Rune Rofke - Glenn Emery |
MFT is officially behind me. I'm part of the Indianapolis church center now. My leader is Carl. There are seven sisters. I'm the only brother. My day-to-day activities haven't really changed all that much, just my official status. I still drive when we need to go fundraising, which is every few days at least, and I spend most of my time on restoration of the center. There's no shortage of things that need attention.
Right now I'm taking off from Philadelphia, heading home to Indianapolis via Pittsburgh. I just spent a week in Dover with the folks, which was a little underwhelming but I wasn't really expecting too much.
I flew from Indy to Atlanta a week ago. The folks drove down from Dover. We spent Thanksgiving with Gayle and her fiance, David Merrefield, who got married the next day. Gary was there with his girlfriend, Pam Franz. Looks like they might be getting married sometime next year.
The trip was enjoyable. Drove back to Dover with the folks on Saturday and spent Sunday, first at the Presbyterian Church where we had always gone while growing up, and then up to Newark to see Uncle Bill and Aunt Emma and cousin Janie, who looked better than I remembered.

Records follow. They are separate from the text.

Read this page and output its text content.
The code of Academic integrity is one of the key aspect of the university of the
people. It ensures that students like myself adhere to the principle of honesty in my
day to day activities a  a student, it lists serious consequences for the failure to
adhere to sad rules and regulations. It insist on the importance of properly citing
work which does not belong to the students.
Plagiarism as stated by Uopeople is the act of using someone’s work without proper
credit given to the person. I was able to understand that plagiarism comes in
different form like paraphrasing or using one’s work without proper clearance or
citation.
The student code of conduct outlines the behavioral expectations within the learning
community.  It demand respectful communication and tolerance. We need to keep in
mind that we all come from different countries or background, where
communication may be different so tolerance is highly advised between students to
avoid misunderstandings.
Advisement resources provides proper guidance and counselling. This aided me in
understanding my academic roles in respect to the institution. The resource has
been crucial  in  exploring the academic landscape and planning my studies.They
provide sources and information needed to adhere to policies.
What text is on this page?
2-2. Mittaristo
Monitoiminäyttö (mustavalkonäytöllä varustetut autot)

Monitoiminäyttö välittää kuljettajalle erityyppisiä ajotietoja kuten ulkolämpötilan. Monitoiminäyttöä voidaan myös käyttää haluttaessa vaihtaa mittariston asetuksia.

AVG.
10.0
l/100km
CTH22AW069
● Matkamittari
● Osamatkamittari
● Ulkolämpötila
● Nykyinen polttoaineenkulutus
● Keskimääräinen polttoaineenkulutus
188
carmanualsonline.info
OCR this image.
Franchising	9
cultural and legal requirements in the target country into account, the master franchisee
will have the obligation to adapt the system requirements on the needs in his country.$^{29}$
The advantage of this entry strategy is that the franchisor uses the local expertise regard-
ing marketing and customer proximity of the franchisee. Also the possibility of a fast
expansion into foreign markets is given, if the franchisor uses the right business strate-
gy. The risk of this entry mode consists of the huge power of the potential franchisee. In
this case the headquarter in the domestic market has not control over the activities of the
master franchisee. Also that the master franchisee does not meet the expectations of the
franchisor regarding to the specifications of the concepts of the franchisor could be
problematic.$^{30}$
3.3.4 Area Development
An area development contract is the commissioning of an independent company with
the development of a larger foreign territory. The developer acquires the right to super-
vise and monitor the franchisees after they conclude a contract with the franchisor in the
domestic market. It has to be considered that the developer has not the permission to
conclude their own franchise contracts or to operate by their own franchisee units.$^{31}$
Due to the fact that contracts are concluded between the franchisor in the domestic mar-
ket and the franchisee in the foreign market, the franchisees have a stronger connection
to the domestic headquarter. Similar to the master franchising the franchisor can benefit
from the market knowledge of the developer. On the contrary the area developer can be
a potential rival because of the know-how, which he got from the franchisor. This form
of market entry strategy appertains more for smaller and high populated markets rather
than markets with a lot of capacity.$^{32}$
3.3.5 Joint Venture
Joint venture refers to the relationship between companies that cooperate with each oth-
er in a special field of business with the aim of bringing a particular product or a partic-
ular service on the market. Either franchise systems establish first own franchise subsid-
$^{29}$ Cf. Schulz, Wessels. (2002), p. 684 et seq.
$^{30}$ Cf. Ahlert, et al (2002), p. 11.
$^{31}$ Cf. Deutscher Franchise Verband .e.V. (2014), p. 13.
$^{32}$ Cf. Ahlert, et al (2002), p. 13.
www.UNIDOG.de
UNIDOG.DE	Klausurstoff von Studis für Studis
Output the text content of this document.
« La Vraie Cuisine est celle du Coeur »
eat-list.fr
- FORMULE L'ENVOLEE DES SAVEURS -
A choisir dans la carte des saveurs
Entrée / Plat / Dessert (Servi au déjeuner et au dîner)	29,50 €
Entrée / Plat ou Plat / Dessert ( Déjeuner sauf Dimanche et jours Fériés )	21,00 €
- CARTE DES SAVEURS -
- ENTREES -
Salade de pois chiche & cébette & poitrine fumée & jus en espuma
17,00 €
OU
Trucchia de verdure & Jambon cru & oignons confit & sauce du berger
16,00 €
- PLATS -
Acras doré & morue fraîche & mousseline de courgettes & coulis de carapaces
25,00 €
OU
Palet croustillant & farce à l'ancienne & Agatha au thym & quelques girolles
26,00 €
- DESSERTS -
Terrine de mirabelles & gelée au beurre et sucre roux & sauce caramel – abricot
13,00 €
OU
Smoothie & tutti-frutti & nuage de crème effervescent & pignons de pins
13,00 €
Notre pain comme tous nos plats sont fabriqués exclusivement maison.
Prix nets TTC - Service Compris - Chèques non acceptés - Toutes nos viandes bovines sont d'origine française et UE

Probably the most unusual thing is I saw Leslie's father at church in Dover. He and her mom got divorced. He seemed genuinely happy to see me, which surprised me. Our relationship had never been good. I took the opportunity to apologize to him for the way I was before when Leslie and I were together. I know some of the things we did must have hurt him very much, and I wanted him to know I was sorry about it. But instead he wanted to apologize to me. Not sure what for. It was good to make amends after all these years.
He called the next day to give me Leslie's address and phone number in Laurel, Maryland. But I threw it away. I knew having it would be a temptation. I still miss her sometimes and I know I'd eventually want to contact her. I don't see how any good could possibly come of that. I hated to do it, but I couldn't keep it.
I took a stroll around Dover. It really hasn't changed much. There were a few familiar faces, but I hardly remembered any names. No matter, though. I didn't really want to meet anyone. People are underwhelmed by me being a Moonie. Nobody knows where I'm at. They don't know what to say. It's just awkward. I completely understand what it's like for them, but I can't do anything about it. I'm doing what I believe is right, even if everybody else thinks I'm brainwashed. I know from lots of frustrating experience that I cannot fix that perception. So I don't dwell on it too much. I've learned to live with it.
I saw Greg Caputo's older brother Joe at the high school, where he's a teacher. He also seemed underwhelmed and uncomfortable, so I didn't stick around.
The plane is landing in Pittsburgh now. I'm ready to be back in Indianapolis.